The Google Chrome team has pushed out a new beta release of the Chrome web browser, which adds support for the nascent Speech Input API. Yes, now you can talk to the web, it just might not exactly understand what you’re saying.
The Speech Input API is designed to give developers a way to write web apps that allow full speech recognition — the transcription from speech-to-text occurs on a speech server after your voice is recorded.
Chrome 11 beta is currently the only browser that supports the brand new Speech Input API and in my testing the results were mixed. So long as you raise your voice the app generally gets things right, though “Webmonkey” was interpreted as, ahem, “wet monkey.”
It’s worth noting that I did my testing using a built-in mic on my MacBook Pro, which is perhaps not the best sound source, especially since others seem to have had better luck. But, like most software that uses voice input, clearly the transcription in Google’s sample app is far from perfect.
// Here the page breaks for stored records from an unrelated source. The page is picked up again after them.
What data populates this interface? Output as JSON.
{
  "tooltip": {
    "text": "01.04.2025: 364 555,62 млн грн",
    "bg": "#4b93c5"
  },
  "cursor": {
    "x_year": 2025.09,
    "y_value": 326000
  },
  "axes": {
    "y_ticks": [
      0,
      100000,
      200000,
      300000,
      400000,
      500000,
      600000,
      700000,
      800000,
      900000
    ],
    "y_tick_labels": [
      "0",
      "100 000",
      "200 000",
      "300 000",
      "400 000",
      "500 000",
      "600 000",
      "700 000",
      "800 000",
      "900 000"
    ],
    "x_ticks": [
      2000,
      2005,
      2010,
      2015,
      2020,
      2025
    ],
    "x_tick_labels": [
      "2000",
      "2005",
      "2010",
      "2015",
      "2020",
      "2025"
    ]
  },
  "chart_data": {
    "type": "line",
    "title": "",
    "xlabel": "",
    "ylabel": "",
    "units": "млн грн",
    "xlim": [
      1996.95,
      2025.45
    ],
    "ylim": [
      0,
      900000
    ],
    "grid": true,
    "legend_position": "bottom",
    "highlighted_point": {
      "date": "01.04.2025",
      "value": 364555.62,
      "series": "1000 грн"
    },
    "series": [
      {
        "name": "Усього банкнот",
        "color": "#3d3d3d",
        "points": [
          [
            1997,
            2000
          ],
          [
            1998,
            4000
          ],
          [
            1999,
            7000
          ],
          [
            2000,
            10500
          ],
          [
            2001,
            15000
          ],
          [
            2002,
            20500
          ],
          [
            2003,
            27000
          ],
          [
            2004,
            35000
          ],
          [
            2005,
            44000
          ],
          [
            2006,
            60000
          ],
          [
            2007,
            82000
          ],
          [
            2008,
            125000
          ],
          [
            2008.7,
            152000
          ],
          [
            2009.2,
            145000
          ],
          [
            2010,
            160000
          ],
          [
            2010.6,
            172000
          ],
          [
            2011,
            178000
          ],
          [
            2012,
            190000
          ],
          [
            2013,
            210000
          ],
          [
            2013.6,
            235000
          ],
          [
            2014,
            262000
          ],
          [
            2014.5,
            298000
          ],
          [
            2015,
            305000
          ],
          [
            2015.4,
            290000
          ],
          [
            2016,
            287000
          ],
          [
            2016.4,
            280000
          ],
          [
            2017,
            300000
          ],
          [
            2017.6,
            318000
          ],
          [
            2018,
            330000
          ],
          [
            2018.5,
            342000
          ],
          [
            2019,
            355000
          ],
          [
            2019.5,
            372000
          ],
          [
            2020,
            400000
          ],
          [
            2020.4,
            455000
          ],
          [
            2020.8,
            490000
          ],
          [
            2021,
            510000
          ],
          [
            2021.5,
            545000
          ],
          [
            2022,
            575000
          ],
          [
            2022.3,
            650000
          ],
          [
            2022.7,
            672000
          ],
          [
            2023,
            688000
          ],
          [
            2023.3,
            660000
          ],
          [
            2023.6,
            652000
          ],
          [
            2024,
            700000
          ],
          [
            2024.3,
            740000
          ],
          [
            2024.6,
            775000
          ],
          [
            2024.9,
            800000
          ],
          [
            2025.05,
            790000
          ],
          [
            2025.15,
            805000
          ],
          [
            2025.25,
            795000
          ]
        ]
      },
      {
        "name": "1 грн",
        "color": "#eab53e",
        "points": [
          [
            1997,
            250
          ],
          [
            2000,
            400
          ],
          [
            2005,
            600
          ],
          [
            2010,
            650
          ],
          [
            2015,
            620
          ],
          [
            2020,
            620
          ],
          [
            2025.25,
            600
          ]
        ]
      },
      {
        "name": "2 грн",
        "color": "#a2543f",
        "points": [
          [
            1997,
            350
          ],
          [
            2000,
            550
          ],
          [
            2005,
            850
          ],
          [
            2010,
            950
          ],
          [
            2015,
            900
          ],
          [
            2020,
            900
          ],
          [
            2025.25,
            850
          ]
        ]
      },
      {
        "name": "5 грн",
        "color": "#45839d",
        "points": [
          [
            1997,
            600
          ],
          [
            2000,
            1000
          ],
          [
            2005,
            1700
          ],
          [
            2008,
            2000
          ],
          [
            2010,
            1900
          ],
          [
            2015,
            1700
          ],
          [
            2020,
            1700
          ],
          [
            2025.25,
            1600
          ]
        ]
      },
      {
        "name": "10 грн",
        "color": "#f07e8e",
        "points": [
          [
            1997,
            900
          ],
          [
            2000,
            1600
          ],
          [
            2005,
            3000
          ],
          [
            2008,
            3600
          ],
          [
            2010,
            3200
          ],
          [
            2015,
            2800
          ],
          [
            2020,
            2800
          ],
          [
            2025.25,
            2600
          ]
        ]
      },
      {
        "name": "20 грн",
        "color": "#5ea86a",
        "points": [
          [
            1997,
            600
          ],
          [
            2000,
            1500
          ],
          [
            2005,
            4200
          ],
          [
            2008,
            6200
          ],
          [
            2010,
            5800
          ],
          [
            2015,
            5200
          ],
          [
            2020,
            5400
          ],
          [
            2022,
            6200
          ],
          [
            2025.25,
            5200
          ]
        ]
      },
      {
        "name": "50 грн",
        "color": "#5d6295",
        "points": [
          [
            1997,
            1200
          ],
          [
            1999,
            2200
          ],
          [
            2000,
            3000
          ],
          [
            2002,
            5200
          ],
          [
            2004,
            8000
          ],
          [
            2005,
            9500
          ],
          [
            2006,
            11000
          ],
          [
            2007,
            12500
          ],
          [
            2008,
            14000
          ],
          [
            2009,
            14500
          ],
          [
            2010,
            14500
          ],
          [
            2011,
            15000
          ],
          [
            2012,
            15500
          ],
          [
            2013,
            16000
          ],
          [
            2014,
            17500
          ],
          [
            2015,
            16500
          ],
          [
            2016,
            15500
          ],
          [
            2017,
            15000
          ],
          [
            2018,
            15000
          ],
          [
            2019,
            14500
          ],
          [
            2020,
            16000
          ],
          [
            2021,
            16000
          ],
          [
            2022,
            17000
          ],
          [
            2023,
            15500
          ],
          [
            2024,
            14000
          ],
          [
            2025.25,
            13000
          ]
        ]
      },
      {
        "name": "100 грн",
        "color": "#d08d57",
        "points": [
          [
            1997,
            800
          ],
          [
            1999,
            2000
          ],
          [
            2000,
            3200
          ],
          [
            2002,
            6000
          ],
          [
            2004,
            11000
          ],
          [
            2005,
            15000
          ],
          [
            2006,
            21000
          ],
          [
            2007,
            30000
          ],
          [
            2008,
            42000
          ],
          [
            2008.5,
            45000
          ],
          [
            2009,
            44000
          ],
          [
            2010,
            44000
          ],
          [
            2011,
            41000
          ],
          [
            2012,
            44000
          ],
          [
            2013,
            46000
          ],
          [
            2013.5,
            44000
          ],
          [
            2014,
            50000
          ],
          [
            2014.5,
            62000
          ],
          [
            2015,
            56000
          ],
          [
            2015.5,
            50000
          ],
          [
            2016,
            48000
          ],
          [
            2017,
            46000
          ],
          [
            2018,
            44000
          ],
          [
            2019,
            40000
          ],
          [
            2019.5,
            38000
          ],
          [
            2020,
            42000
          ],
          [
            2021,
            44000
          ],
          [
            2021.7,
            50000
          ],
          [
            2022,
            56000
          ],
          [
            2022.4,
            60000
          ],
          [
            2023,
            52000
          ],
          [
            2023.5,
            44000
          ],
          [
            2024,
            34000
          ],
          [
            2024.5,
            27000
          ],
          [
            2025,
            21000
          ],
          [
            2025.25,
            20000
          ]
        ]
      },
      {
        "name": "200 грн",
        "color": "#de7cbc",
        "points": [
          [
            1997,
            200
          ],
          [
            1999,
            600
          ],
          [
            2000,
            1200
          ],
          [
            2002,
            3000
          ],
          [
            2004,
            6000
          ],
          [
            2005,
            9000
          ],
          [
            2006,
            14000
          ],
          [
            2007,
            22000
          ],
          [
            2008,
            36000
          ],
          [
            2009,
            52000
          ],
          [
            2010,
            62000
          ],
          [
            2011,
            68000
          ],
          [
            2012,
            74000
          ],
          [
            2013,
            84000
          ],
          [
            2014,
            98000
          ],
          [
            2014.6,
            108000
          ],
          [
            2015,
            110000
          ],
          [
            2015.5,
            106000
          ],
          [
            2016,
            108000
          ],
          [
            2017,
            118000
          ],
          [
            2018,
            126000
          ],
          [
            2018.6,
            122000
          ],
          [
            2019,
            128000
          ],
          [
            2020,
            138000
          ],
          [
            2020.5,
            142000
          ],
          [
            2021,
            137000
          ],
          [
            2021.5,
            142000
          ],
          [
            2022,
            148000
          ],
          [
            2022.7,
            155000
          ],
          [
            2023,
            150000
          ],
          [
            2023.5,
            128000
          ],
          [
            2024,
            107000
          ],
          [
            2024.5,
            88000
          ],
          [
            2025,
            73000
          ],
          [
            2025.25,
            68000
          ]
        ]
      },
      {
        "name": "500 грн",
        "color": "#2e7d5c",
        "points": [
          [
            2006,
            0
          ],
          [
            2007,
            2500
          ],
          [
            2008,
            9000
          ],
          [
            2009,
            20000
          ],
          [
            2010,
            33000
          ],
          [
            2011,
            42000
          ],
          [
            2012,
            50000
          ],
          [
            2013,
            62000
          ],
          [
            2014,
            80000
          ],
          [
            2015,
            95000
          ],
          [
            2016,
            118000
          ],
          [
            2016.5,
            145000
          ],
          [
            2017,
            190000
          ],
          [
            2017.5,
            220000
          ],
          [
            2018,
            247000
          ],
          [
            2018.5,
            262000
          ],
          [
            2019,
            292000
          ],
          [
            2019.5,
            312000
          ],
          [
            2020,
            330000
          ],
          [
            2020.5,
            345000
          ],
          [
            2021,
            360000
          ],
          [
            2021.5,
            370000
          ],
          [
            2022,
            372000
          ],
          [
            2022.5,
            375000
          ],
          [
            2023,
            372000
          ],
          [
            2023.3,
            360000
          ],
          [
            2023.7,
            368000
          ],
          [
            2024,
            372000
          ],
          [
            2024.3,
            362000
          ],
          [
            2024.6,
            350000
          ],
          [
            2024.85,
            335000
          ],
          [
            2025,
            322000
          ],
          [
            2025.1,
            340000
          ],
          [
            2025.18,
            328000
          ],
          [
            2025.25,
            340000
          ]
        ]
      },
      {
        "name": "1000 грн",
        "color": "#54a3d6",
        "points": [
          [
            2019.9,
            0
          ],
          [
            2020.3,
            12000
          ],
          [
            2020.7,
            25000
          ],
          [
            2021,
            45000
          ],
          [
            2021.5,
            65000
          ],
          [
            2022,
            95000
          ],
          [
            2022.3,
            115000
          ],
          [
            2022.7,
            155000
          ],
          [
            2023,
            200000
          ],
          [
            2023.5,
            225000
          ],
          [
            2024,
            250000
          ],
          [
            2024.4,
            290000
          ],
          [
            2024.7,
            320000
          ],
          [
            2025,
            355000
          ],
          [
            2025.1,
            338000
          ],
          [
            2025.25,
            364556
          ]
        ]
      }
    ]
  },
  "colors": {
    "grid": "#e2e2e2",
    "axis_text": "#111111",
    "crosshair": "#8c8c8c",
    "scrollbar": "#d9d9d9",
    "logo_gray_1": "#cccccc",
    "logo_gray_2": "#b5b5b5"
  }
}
However, as the Speech Input API gains more support it will open an entirely new set of possibilities for web apps, enabling everything from online speech-to-text services, realtime video transcriptions, voice chat logs or song lyric generators. Voice input could be particularly helpful on mobile devices and would go a long way toward making web-based apps as compelling as native apps. Voice input also opens up a whole new range of possibilities in creating a more accessible web — fill in forms via speech, browse by voice and so on. Not all of these features are specifically addressed in the new API or Google’s demo, but it’s not hard to imagine creative developers finding a way to make them possible.
Unfortunately, based on this early, very experimental example of the Speech Input API it’s going to be a while before you’re talking your way around the web.